Finlk之程序员甩锅必杀技门清
java代码实现数据条数统计
package counts;
import org.apache.flink.api.common.JobExecutionResult;
import org.apache.flink.api.common.accumulators.LongCounter;
import org.apache.flink.api.common.functions.RichMapFunction;
import org.apache.flink.api.java.ExecutionEnvironment;
import org.apache.flink.api.java.operators.DataSource;
import org.apache.flink.api.java.operators.MapOperator;
import org.apache.flink.configuration.Configuration;
import java.util.ArrayList;
public class JavaCounts {
public static void main(String[] args) throws Exception {
ExecutionEnvironment env = ExecutionEnvironment.getExecutionEnvironment();
ArrayList<String> words = new ArrayList<>();
for (int i = 97; i <102 ; i++) {
words.add(String.valueOf((char) i));
}
DataSource<String> data = env.fromCollection(words);
MapOperator<String, String> result = data.map(new RichMapFunction<String, String>() {
LongCounter counter = new LongCounter();
@Override
public void open(Configuration parameters) throws Exception {
getRuntimeContext().addAccumulator("counterName", counter);
}
@Override
public String map(String value) throws Exception {
counter.add(1);
return value;
}
}).setParallelism(4);
result.writeAsText("./out");
JobExecutionResult counts = env.execute("Counts");
Object total = counts.getAccumulatorResult("counterName");
System.out.println("数据总共: "+total+"条");
}
}
Scala代码实现数据条数统计
package counts
import org.apache.flink.api.common.JobExecutionResult
import org.apache.flink.api.common.accumulators.LongCounter
import org.apache.flink.api.common.functions.{IterationRuntimeContext, RichFunction, RichMapFunction, RuntimeContext}
import org.apache.flink.api.scala._
import org.apache.flink.configuration.Configuration
object Counts {
def main(args: Array[String]): Unit = {
val env: ExecutionEnvironment = ExecutionEnvironment.getExecutionEnvironment
val words: DataSet[String] = env.fromElements("a","b","c","d","e")

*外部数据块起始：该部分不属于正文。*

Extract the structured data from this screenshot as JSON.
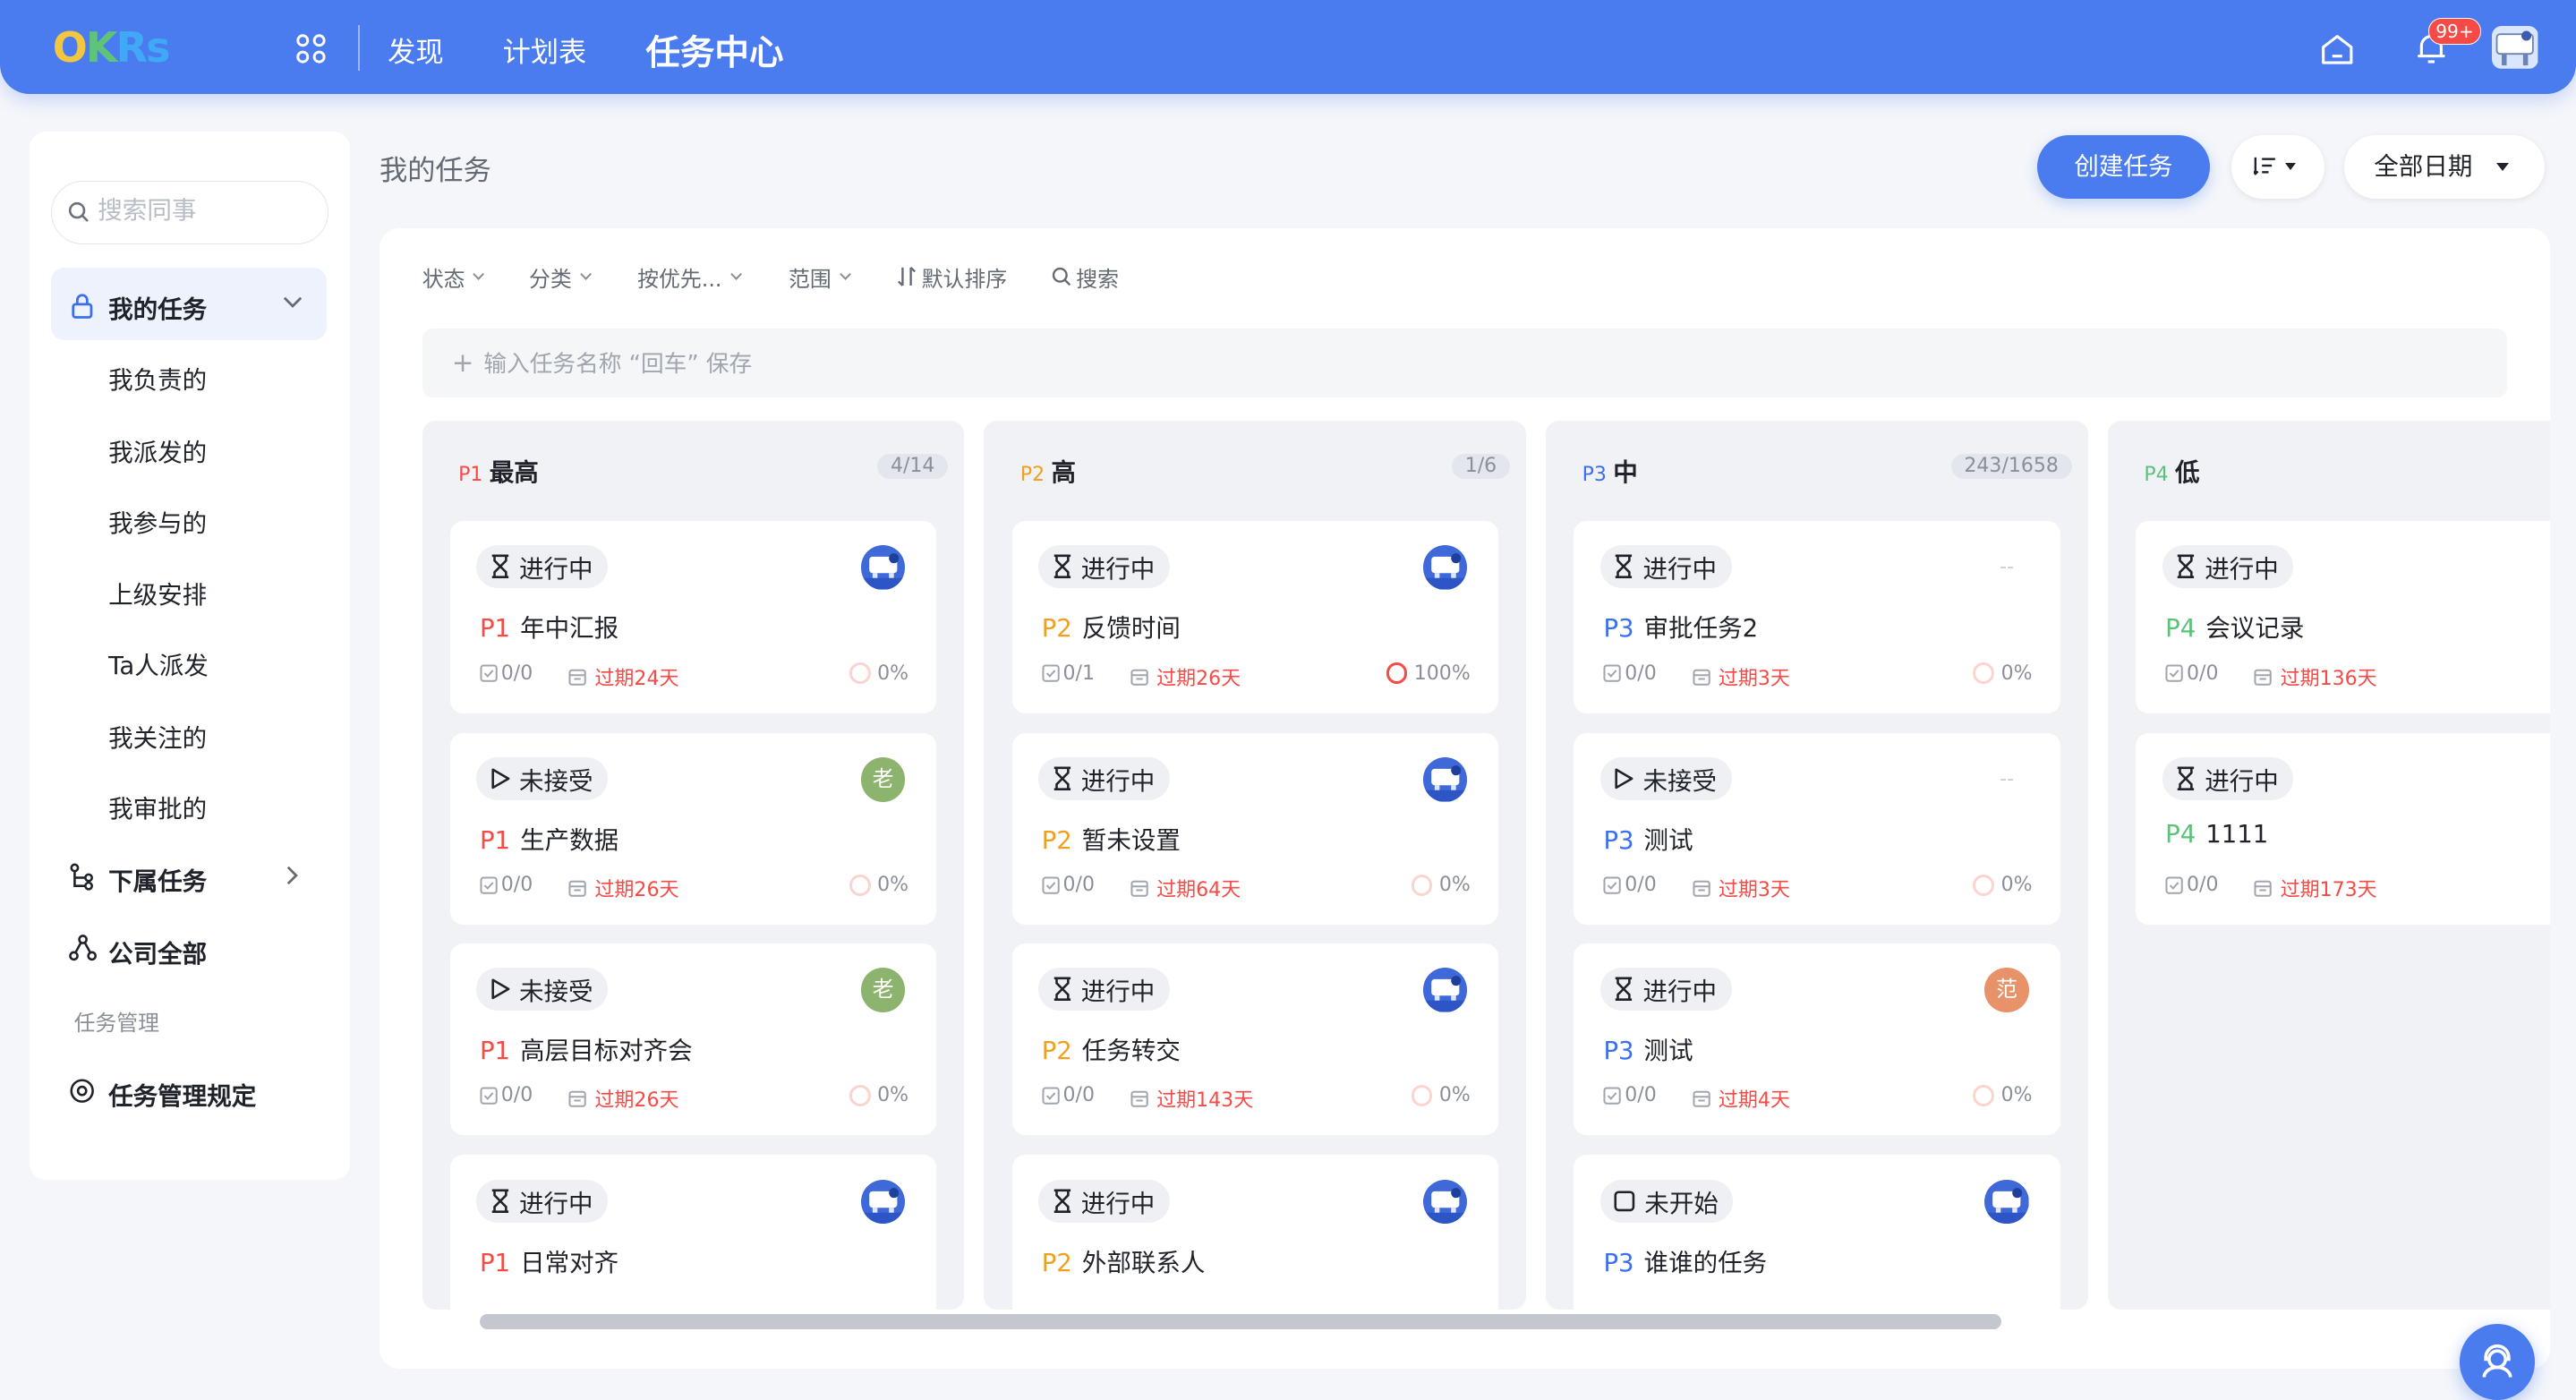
{
  "app": {
    "logo": "OKRs"
  },
  "topnav": {
    "discover": "发现",
    "planner": "计划表",
    "task_center": "任务中心",
    "notification_badge": "99+"
  },
  "sidebar": {
    "search_placeholder": "搜索同事",
    "my_tasks": "我的任务",
    "sub_items": [
      "我负责的",
      "我派发的",
      "我参与的",
      "上级安排",
      "Ta人派发",
      "我关注的",
      "我审批的"
    ],
    "subordinate_tasks": "下属任务",
    "company_all": "公司全部",
    "section_title": "任务管理",
    "rules": "任务管理规定"
  },
  "header": {
    "title": "我的任务",
    "create_button": "创建任务",
    "date_filter": "全部日期"
  },
  "toolbar": {
    "status": "状态",
    "category": "分类",
    "priority": "按优先...",
    "scope": "范围",
    "sort": "默认排序",
    "search": "搜索"
  },
  "quick_add": {
    "placeholder": "输入任务名称 “回车” 保存"
  },
  "colors": {
    "primary": "#4a7cf0",
    "overdue": "#f54a45",
    "p1": "#f54a45",
    "p2": "#f0a020",
    "p3": "#3b6ff0",
    "p4": "#5cc27a"
  },
  "columns": [
    {
      "priority": "P1",
      "name": "最高",
      "count": "4/14",
      "cards": [
        {
          "status": "进行中",
          "status_icon": "hourglass-icon",
          "title": "年中汇报",
          "subtasks": "0/0",
          "due": "过期24天",
          "progress": "0%",
          "avatar": "photo"
        },
        {
          "status": "未接受",
          "status_icon": "play-icon",
          "title": "生产数据",
          "subtasks": "0/0",
          "due": "过期26天",
          "progress": "0%",
          "avatar": "老"
        },
        {
          "status": "未接受",
          "status_icon": "play-icon",
          "title": "高层目标对齐会",
          "subtasks": "0/0",
          "due": "过期26天",
          "progress": "0%",
          "avatar": "老"
        },
        {
          "status": "进行中",
          "status_icon": "hourglass-icon",
          "title": "日常对齐",
          "avatar": "photo"
        }
      ]
    },
    {
      "priority": "P2",
      "name": "高",
      "count": "1/6",
      "cards": [
        {
          "status": "进行中",
          "status_icon": "hourglass-icon",
          "title": "反馈时间",
          "subtasks": "0/1",
          "due": "过期26天",
          "progress": "100%",
          "avatar": "photo"
        },
        {
          "status": "进行中",
          "status_icon": "hourglass-icon",
          "title": "暂未设置",
          "subtasks": "0/0",
          "due": "过期64天",
          "progress": "0%",
          "avatar": "photo"
        },
        {
          "status": "进行中",
          "status_icon": "hourglass-icon",
          "title": "任务转交",
          "subtasks": "0/0",
          "due": "过期143天",
          "progress": "0%",
          "avatar": "photo"
        },
        {
          "status": "进行中",
          "status_icon": "hourglass-icon",
          "title": "外部联系人",
          "avatar": "photo"
        }
      ]
    },
    {
      "priority": "P3",
      "name": "中",
      "count": "243/1658",
      "cards": [
        {
          "status": "进行中",
          "status_icon": "hourglass-icon",
          "title": "审批任务2",
          "subtasks": "0/0",
          "due": "过期3天",
          "progress": "0%",
          "avatar": "--"
        },
        {
          "status": "未接受",
          "status_icon": "play-icon",
          "title": "测试",
          "subtasks": "0/0",
          "due": "过期3天",
          "progress": "0%",
          "avatar": "--"
        },
        {
          "status": "进行中",
          "status_icon": "hourglass-icon",
          "title": "测试",
          "subtasks": "0/0",
          "due": "过期4天",
          "progress": "0%",
          "avatar": "范"
        },
        {
          "status": "未开始",
          "status_icon": "square-icon",
          "title": "谁谁的任务",
          "avatar": "photo"
        }
      ]
    },
    {
      "priority": "P4",
      "name": "低",
      "cards": [
        {
          "status": "进行中",
          "status_icon": "hourglass-icon",
          "title": "会议记录",
          "subtasks": "0/0",
          "due": "过期136天"
        },
        {
          "status": "进行中",
          "status_icon": "hourglass-icon",
          "title": "1111",
          "subtasks": "0/0",
          "due": "过期173天"
        }
      ]
    }
  ]
}
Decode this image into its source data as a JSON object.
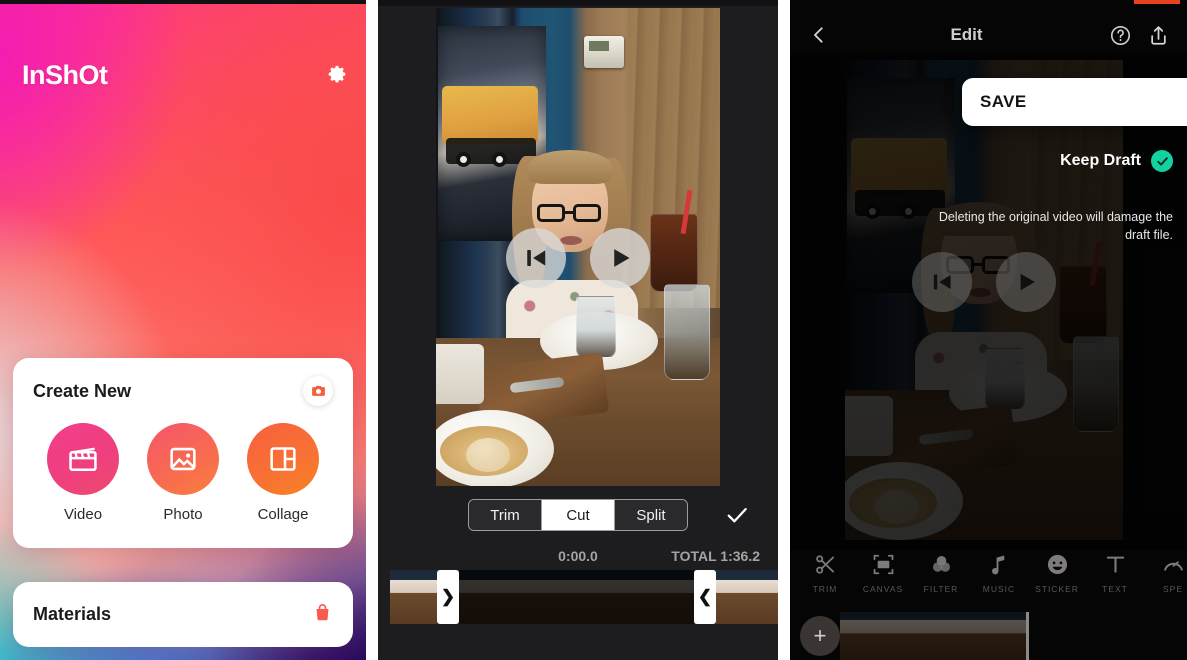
{
  "panel1": {
    "name": "inshot-home",
    "app_logo": "InShOt",
    "settings_icon": "gear-icon",
    "create_card": {
      "title": "Create New",
      "camera_icon": "camera-icon",
      "tiles": [
        {
          "label": "Video",
          "icon": "clapperboard-icon",
          "color": "#f23d8c"
        },
        {
          "label": "Photo",
          "icon": "image-icon",
          "color": "#f86c4f"
        },
        {
          "label": "Collage",
          "icon": "collage-icon",
          "color": "#f87233"
        }
      ]
    },
    "materials_card": {
      "title": "Materials",
      "icon": "shopping-bag-icon"
    }
  },
  "panel2": {
    "name": "video-editor-cut",
    "play_controls": {
      "rewind_icon": "skip-back-icon",
      "play_icon": "play-icon"
    },
    "segments": [
      {
        "label": "Trim",
        "selected": false
      },
      {
        "label": "Cut",
        "selected": true
      },
      {
        "label": "Split",
        "selected": false
      }
    ],
    "confirm_icon": "check-icon",
    "timecodes": {
      "current": "0:00.0",
      "total": "TOTAL 1:36.2"
    },
    "timeline": {
      "left_handle": "❯",
      "right_handle": "❮"
    }
  },
  "panel3": {
    "name": "edit-save-draft",
    "header": {
      "back_icon": "chevron-left-icon",
      "title": "Edit",
      "help_icon": "question-circle-icon",
      "share_icon": "share-upload-icon"
    },
    "play_controls": {
      "rewind_icon": "skip-back-icon",
      "play_icon": "play-icon"
    },
    "save_dialog": {
      "save_label": "SAVE",
      "keep_draft_label": "Keep Draft",
      "keep_draft_checked_icon": "check-circle-icon",
      "keep_draft_color": "#12d2a0",
      "warning": "Deleting the original video will damage the draft file."
    },
    "tools": [
      {
        "label": "TRIM",
        "icon": "scissors-icon"
      },
      {
        "label": "CANVAS",
        "icon": "canvas-icon"
      },
      {
        "label": "FILTER",
        "icon": "filter-circles-icon"
      },
      {
        "label": "MUSIC",
        "icon": "music-note-icon"
      },
      {
        "label": "STICKER",
        "icon": "smiley-icon"
      },
      {
        "label": "TEXT",
        "icon": "text-t-icon"
      },
      {
        "label": "SPE",
        "icon": "speed-gauge-icon"
      }
    ],
    "add_clip_icon": "plus-icon"
  }
}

val out: DataSet[String] = words.map(new RichMapFunction[String, String]() {
val counter: LongCounter = new LongCounter()
override def open(parameters: Configuration): Unit = {
getRuntimeContext.addAccumulator("counterName", counter)
}
override def map(value: String) = {
counter.add(1)
value
}
}).setParallelism(4)
out.writeAsText("./out2")
val result: JobExecutionResult = env.execute("Counts")
val total: Long = result.getAccumulatorResult[Long]("counterName")
println("数据总共: "+total+"条")
}
}